Caetano Veloso
Caetano Emanuel Viana Teles Veloso, known as Caetano Veloso, is a Grammy Award-winning Brazilian composer and singer, called "One of the greatest songwriters of the century", whose voice "carries an abiding tenderness" and is sometimes considered the Bob Dylan of Brazil.
Veloso was born in Santo Amaro da Purificação, Bahia, the fifth of the seven children born to José Teles Veloso ("Seu Zeca") (1901-1983) and Claudionor Viana Teles Veloso ("Dona Canô'") (1907-). He chose the name for his baby sister (Veloso's parents's sixth child), named after a famous song of the time (18 June 1946) by Nelson Gonçalves. Maria Bethânia, his sister, preceded him to fame as a singer in the mid-1960s.
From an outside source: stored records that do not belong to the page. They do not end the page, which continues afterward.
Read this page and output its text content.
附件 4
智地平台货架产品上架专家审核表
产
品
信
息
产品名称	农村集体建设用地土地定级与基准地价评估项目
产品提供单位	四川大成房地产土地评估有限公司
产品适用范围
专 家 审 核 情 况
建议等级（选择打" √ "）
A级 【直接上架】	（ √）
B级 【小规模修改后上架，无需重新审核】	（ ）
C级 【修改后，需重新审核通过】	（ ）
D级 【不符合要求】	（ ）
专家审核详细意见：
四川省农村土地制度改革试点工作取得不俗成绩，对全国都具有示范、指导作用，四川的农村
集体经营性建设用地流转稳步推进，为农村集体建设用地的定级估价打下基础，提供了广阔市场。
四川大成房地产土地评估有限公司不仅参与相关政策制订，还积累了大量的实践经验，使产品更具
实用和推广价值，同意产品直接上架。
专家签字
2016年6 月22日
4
He began his career singing Latin pop with a bossa nova edge, and he has cited his greatest musical influences from his early period as João Gilberto and Dorival Caymmi. (João Gilberto would say later about Caetano's contribution that it added an intellectual dimension to Brazilian popular music.) With such musical collaborators Gilberto Gil, Gal Costa, Tom Zé, and Os Mutantes, and a strong influence of the later work of The Beatles, Veloso developed Tropicalismo, which fused Brazilian pop with rock and roll and avant garde music resulting in a more international, psychedelic, and socially aware sound.
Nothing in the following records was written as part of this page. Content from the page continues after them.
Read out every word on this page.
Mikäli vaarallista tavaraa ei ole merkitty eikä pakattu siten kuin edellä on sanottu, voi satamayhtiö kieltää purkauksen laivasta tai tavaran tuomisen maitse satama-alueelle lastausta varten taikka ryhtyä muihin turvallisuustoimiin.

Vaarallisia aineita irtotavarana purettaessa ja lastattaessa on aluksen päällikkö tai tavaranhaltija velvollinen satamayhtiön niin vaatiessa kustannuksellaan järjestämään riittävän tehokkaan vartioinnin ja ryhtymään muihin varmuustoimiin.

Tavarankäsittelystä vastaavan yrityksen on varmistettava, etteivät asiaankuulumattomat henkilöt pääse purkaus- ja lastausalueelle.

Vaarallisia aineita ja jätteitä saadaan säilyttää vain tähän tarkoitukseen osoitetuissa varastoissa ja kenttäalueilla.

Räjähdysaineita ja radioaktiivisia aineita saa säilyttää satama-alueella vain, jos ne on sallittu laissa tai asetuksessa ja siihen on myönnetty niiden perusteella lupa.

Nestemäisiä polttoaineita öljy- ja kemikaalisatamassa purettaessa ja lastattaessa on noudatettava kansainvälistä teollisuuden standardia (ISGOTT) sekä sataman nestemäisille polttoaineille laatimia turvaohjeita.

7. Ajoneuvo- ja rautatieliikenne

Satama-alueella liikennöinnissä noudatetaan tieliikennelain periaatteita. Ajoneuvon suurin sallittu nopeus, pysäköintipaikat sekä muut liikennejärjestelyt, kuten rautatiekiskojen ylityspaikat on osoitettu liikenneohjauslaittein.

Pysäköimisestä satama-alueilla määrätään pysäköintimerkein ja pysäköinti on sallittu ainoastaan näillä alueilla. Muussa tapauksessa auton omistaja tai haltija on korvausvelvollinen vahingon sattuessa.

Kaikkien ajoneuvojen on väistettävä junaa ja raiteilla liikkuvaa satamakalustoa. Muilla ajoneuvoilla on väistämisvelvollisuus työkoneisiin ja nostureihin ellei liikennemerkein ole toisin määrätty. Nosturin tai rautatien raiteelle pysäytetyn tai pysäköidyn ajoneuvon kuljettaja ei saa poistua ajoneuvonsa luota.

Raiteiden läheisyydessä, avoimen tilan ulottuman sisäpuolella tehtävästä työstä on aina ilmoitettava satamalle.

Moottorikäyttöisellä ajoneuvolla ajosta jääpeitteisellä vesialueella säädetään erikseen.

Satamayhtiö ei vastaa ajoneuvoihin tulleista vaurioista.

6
Veloso's politically active stance, unapologetically leftist, earned him the enmity of Brazil's military dictatorship which ruled until 1985; his songs were frequently censored, and some were banned. Veloso was also alienated from the socialist left in Brazil because of his acceptance and integration of non-nationalist influences (like rock and roll) in his music. Veloso and Gilberto Gil spent several months in jail for "anti-government activity" in 1968 and eventually exiled themselves to London. Along with many other artists Caetano was living each verse of Geraldo Vandré's political hymn: Yet they make of a flower their strongest refrain, And believe flowers to defeat guns.
Caetano Veloso's work upon his return in 1972 was often characterized by frequent merger not only of international styles, but of half-forgotten Brazilian folkloric styles and rhythms as well. In particular, his celebration of the Afro-Brazilian culture of Bahia can be seen as the precursor of such Afro-centric groups as Timbalada.
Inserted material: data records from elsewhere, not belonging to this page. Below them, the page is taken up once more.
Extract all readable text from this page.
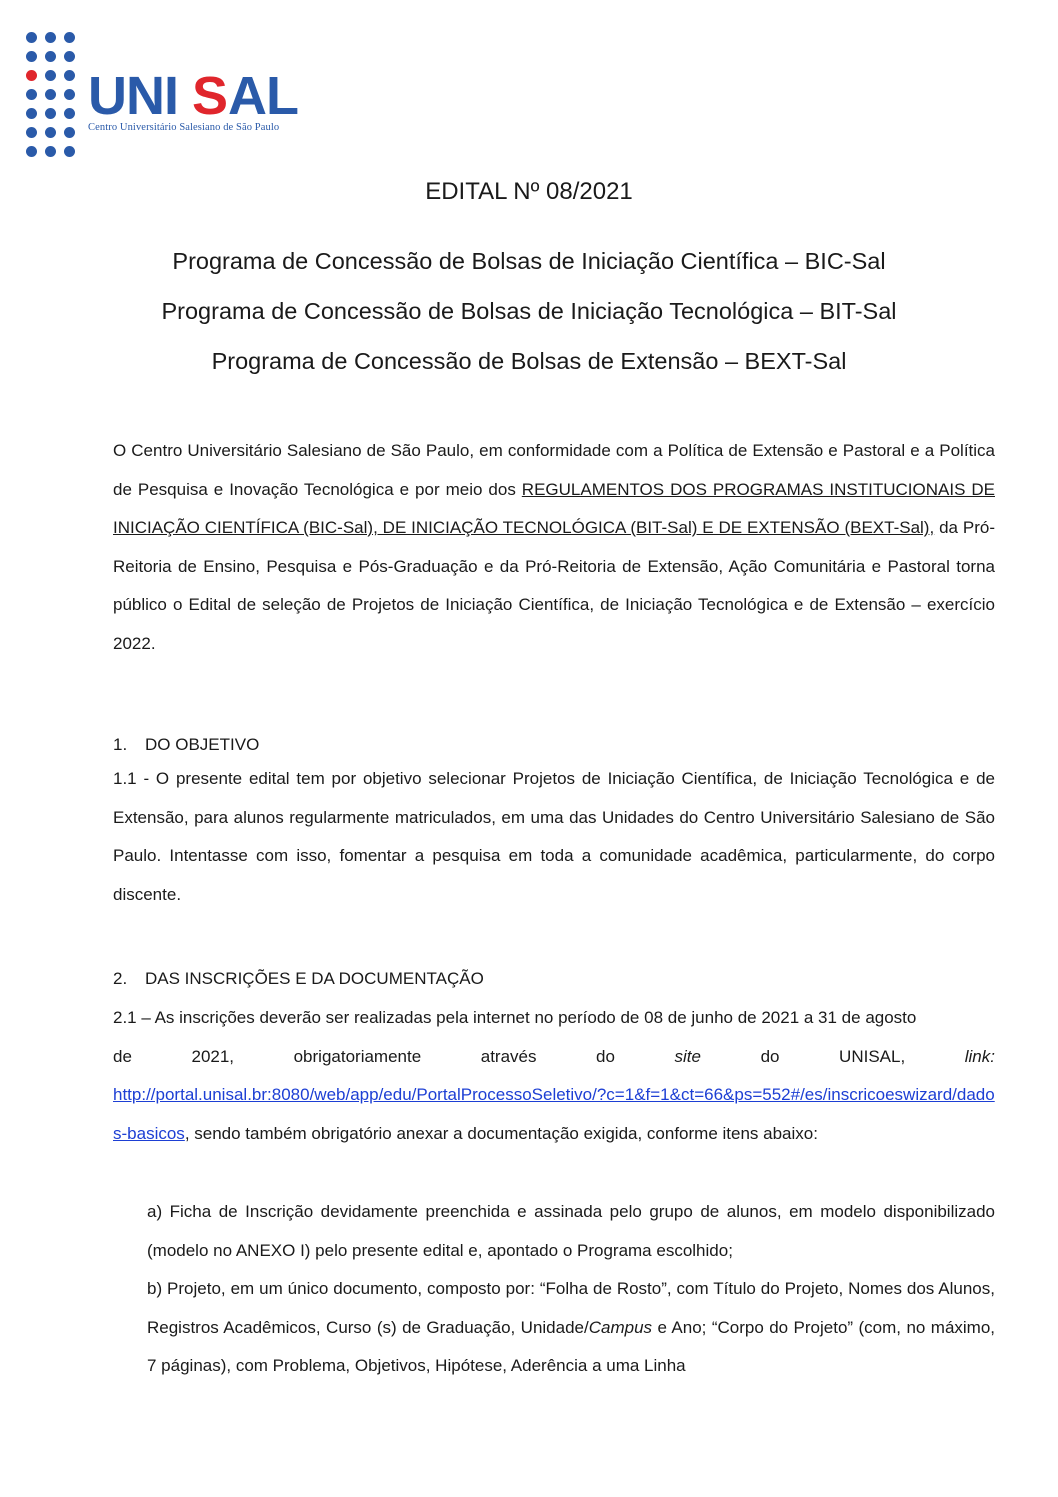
UNI S AL
Centro Universitário Salesiano de São Paulo
EDITAL Nº 08/2021
Programa de Concessão de Bolsas de Iniciação Científica – BIC-Sal
Programa de Concessão de Bolsas de Iniciação Tecnológica – BIT-Sal
Programa de Concessão de Bolsas de Extensão – BEXT-Sal

O Centro Universitário Salesiano de São Paulo, em conformidade com a Política de Extensão e Pastoral e a Política de Pesquisa e Inovação Tecnológica e por meio dos REGULAMENTOS DOS PROGRAMAS INSTITUCIONAIS DE INICIAÇÃO CIENTÍFICA (BIC-Sal), DE INICIAÇÃO TECNOLÓGICA (BIT-Sal) E DE EXTENSÃO (BEXT-Sal), da Pró-Reitoria de Ensino, Pesquisa e Pós-Graduação e da Pró-Reitoria de Extensão, Ação Comunitária e Pastoral torna público o Edital de seleção de Projetos de Iniciação Científica, de Iniciação Tecnológica e de Extensão – exercício 2022.

1. DO OBJETIVO

1.1 - O presente edital tem por objetivo selecionar Projetos de Iniciação Científica, de Iniciação Tecnológica e de Extensão, para alunos regularmente matriculados, em uma das Unidades do Centro Universitário Salesiano de São Paulo. Intentasse com isso, fomentar a pesquisa em toda a comunidade acadêmica, particularmente, do corpo discente.

2. DAS INSCRIÇÕES E DA DOCUMENTAÇÃO
2.1 – As inscrições deverão ser realizadas pela internet no período de 08 de junho de 2021 a 31 de agosto
de	2021,	obrigatoriamente	através	do	site	do	UNISAL,	link:
http://portal.unisal.br:8080/web/app/edu/PortalProcessoSeletivo/?c=1&f=1&ct=66&ps=552#/es/inscricoeswizard/dados-basicos, sendo também obrigatório anexar a documentação exigida, conforme itens abaixo:

a) Ficha de Inscrição devidamente preenchida e assinada pelo grupo de alunos, em modelo disponibilizado (modelo no ANEXO I) pelo presente edital e, apontado o Programa escolhido;

b) Projeto, em um único documento, composto por: “Folha de Rosto”, com Título do Projeto, Nomes dos Alunos, Registros Acadêmicos, Curso (s) de Graduação, Unidade/Campus e Ano; “Corpo do Projeto” (com, no máximo, 7 páginas), com Problema, Objetivos, Hipótese, Aderência a uma Linha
In the 1980s, Veloso's popularity outside Brazil grew, especially in Israel, Greece, Portugal, France and Africa. In the United States, his records, such as O estrangeiro, produced by Arto Lindsay helped gain him a larger audience. By 2004, he was one of the most respected and prolific international pop stars, with more than fifty recordings available, including songs in soundtracks of movies such as Michelangelo Antonioni's Eros, Pedro Almodóvar's Hable con Ella (Talk to Her), and Frida, for which he performed at the 75th Academy Awards but did not win. In 2002 Veloso published an account of his early years and the Tropicália movement, Tropical Truth: A Story of Music and Revolution in Brazil. In his albums he has included surprising personal versions of well-known Latin-American songs, among them some by Venezuelan folk songwriter Simón Díaz.